The simultaneous use of devices and biometric data is increasing, Caulfield agreed. When first logging in and verifying, the user shows their face together with a physical ID resembling a passport or driver's license, and the system performs 3D mapping, a variety of “liveness check.” Once photo IDs are verified with government databases, the system registers the device and fingerprint or other biometric data.
“You have the device, your face, your fingerprint,” Caulfield said. “The Device Trust element is becoming far more widespread as a brand new panacea for stopping phishing and AI-based phishing attacks.” I call it the second wave of MFA. The first wave was the silver bullet until it wasn’t.”
However, even these methods should not completely foolproof. Hackers can bypass biometric tools through the use of deepfakes or just stealing a photograph of the legitimate user.

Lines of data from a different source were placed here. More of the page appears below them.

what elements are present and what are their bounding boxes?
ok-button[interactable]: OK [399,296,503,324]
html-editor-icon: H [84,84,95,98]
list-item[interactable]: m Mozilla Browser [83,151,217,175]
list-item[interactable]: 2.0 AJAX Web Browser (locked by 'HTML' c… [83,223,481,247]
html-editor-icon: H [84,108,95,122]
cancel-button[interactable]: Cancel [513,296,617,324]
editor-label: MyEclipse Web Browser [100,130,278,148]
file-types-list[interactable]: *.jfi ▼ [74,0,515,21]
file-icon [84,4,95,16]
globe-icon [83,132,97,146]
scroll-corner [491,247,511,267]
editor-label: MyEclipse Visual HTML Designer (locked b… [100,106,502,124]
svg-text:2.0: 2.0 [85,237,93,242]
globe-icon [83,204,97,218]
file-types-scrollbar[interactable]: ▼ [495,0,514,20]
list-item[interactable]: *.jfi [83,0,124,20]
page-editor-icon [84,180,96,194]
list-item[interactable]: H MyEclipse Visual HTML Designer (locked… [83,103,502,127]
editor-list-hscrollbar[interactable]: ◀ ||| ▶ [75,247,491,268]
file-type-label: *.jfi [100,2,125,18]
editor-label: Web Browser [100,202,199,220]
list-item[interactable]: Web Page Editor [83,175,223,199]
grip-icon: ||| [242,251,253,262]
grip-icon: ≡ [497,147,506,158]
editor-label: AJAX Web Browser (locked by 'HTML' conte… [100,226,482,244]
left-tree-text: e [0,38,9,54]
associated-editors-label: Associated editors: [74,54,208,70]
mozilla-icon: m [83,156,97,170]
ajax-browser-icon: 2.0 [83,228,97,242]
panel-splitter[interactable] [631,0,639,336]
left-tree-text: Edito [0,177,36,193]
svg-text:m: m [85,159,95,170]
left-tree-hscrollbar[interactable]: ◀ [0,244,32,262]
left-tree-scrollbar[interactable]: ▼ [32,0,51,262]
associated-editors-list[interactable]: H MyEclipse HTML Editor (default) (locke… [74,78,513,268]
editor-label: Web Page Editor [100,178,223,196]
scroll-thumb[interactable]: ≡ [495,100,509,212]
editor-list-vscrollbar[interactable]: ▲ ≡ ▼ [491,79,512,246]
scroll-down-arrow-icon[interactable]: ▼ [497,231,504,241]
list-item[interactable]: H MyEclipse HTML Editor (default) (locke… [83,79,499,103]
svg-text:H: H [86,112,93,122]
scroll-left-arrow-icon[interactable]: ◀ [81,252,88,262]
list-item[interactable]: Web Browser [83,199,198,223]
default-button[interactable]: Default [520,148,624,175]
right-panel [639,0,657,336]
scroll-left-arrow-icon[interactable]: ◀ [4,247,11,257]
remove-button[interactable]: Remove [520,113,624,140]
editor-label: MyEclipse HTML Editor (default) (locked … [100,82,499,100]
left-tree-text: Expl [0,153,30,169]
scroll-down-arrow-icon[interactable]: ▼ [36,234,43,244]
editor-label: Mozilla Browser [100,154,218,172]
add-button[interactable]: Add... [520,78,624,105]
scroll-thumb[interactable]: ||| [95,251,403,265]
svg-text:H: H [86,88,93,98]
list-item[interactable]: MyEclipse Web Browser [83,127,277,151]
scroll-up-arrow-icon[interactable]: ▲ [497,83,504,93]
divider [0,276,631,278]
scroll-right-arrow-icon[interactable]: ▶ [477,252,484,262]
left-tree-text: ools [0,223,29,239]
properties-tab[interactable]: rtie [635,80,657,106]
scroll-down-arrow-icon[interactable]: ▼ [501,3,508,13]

“Biometric data is stronger than passwords, but once compromised it can’t be modified,” Steinberg said. “You can change your password if you want to, but have you ever ever tried changing your fingerprint?”
Use analytics to create resilience
Caulfield identified that corporations are integrating analytics tools and accumulating mountains of knowledge – but should not using it to enhance their cybersecurity.
“These tools generate a variety of telemetry data,” Caulfield said, resembling who’s logging in, from where, and on what device. But then they “send all of it right into a black hole.”
Advanced analytics may also help detect and analyze identity threats, at the same time as they supply a “bridging or fail-safe” after the very fact if attackers bypass MFA, he said.
Ultimately, corporations must have a fail-safe strategy, agreed Ameesh Divatia, co-founder and CEO of a knowledge protection company Baffle. Personally Identifiable Information (PII) and other sensitive data have to be cryptographically protected (masked, tokenized, or encrypted).
“Even if a knowledge breach occurs, cryptographically protected data is useless to an attacker,” Divatia said. In fact, GDPR and other privacy laws don’t require corporations to notify affected parties when cryptographically protected data is leaked because the info itself remains to be secure, he identified.
“Resiliency simply signifies that if a number of of your cybersecurity measures fail, your data remains to be protected,” Divatia said.
There’s a reason it’s called “multifactor.”
However, that doesn't mean MFA will disappear completely.
“Broadly speaking, the hierarchy of authentication starts with MFA because weak MFA remains to be higher than not having it in any respect, and that shouldn’t be missed,” Dickson said.
As Caulfield identified, it's called multi-factor authentication for a reason – “multi” can mean anything. Ultimately, it might be a mixture of passwords, push notifications, fingerprint scans, physical ownership of a tool, biometrics or hardware and RSA tokens (and whatever develops next).
“MFA is here to remain, the definition now’s just 'How good is your MFA?' Is it easy, sophisticated or streamlined?” he said. Ultimately, nevertheless, he emphasized: “There won’t ever be a single factor that is totally protected by itself.”